En l’espèce, Madame [H] qui succombe sera condamnée aux dépens.
Sur l’article 700 du code de procédure civile.
En application de l’article 700 du code de procédure civile, le juge condamne la partie tenue aux dépens ou qui perd son procès à payer à l’autre partie la somme qu’il détermine au titre des frais exposés et non compris dans les dépens. Le juge tient compte de l’équité ou de la situation économique de la partie condamnée. Il peut, même d’office, pour des raisons tirées des mêmes considérations, dire qu’il n’y a lieu à condamnation. Les parties peuvent produire les justificatifs des sommes qu’elles demandent.
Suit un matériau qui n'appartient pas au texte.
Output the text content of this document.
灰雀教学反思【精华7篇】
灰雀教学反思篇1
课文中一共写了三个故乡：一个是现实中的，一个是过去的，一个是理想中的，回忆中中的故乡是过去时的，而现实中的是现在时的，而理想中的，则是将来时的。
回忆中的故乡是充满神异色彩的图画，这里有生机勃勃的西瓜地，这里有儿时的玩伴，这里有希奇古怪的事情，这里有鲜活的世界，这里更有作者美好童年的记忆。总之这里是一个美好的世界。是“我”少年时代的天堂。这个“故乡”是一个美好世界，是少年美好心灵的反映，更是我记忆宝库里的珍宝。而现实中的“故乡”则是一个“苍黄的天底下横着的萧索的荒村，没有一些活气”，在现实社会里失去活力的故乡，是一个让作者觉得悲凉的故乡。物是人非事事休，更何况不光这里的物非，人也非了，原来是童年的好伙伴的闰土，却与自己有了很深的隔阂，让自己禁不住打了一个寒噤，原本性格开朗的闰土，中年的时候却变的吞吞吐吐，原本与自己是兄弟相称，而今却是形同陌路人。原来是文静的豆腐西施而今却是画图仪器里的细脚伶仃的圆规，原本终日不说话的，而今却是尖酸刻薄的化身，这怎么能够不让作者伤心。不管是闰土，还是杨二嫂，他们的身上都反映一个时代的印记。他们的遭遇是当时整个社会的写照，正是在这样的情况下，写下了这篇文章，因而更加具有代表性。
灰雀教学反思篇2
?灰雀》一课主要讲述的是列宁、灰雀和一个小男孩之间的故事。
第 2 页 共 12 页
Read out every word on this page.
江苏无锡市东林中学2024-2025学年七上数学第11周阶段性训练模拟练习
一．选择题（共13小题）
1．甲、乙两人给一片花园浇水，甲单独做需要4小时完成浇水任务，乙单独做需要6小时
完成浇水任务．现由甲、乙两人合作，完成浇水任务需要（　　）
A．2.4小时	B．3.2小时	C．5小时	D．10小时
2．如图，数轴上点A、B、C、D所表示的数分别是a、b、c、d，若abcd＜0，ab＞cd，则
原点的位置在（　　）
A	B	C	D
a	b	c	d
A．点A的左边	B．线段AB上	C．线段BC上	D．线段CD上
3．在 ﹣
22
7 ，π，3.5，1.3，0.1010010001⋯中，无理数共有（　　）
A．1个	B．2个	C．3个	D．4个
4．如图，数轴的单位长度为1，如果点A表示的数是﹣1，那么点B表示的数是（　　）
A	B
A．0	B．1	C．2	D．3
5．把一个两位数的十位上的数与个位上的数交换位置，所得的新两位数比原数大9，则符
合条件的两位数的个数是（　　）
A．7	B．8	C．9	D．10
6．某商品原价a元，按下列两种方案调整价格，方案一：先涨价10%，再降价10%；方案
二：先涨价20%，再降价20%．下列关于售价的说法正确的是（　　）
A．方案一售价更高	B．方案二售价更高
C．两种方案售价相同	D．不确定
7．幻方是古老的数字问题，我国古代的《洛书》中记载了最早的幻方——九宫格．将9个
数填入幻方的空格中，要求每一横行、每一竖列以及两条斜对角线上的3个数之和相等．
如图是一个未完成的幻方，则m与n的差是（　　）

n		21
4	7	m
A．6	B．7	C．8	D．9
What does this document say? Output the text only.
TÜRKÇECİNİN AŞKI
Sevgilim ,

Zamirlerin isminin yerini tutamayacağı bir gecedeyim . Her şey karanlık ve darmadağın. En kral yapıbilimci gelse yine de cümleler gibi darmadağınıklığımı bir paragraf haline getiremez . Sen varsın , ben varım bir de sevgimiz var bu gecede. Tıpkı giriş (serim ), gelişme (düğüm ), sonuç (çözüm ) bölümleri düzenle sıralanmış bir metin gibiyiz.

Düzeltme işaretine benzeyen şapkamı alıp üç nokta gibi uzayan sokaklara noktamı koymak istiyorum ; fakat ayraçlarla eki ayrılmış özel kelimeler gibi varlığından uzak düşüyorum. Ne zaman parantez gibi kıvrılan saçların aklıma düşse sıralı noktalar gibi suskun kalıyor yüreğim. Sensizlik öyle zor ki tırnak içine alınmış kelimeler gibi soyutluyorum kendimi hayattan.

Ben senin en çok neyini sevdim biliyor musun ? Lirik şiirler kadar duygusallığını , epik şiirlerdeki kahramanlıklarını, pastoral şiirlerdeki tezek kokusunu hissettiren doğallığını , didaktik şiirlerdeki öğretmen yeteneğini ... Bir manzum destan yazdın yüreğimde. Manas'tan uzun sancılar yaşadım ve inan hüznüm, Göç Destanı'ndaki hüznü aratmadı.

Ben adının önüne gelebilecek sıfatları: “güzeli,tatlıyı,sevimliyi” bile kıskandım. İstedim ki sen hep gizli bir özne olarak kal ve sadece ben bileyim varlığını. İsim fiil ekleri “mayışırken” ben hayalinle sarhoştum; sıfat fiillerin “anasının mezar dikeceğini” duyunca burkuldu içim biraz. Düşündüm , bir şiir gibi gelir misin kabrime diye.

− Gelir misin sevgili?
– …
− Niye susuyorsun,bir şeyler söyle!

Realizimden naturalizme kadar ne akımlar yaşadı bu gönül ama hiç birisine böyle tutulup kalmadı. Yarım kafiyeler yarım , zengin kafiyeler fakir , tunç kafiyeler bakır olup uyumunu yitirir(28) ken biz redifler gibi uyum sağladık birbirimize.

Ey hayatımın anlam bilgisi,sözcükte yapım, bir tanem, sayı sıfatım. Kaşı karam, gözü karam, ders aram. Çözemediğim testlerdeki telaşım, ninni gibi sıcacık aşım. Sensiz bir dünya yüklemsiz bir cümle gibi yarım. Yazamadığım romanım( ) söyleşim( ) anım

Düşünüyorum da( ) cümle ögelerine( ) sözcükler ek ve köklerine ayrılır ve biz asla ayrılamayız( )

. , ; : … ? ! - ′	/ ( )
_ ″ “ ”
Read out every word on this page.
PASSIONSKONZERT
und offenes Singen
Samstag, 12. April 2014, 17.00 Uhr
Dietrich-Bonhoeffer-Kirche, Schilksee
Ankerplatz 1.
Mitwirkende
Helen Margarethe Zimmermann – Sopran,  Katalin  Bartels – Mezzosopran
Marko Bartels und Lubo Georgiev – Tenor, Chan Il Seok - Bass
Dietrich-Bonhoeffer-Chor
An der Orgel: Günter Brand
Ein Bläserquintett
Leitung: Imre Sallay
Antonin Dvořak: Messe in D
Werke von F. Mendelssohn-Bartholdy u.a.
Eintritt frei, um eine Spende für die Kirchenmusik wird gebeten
Compte tenu des situations économiques respectives des parties, il ne sera pas fait application de l’article 700 du code de procédure civile.
PAR CES MOTIFS
Le juge de l’exécution, statuant par jugement prononcé par mise à disposition au greffe, contradictoire et susceptible d’appel,
REJETTE la demande de délai de Madame [S] [H];
DIT n’y avoir lieu à application de l’article 700 du code de procédure civile ;
CONDAMNE Madame [S] [H] aux dépens ;
RAPPELLE que le présent jugement est immédiatement exécutoire, le délai d’appel et l’appel lui-même des décisions du juge de l’exécution n’ayant pas d’effet suspensif en application de l’article R121-21 du code des procédures civiles d’exécution ;
En foi de quoi le présent jugement a été signé par le juge et le greffier.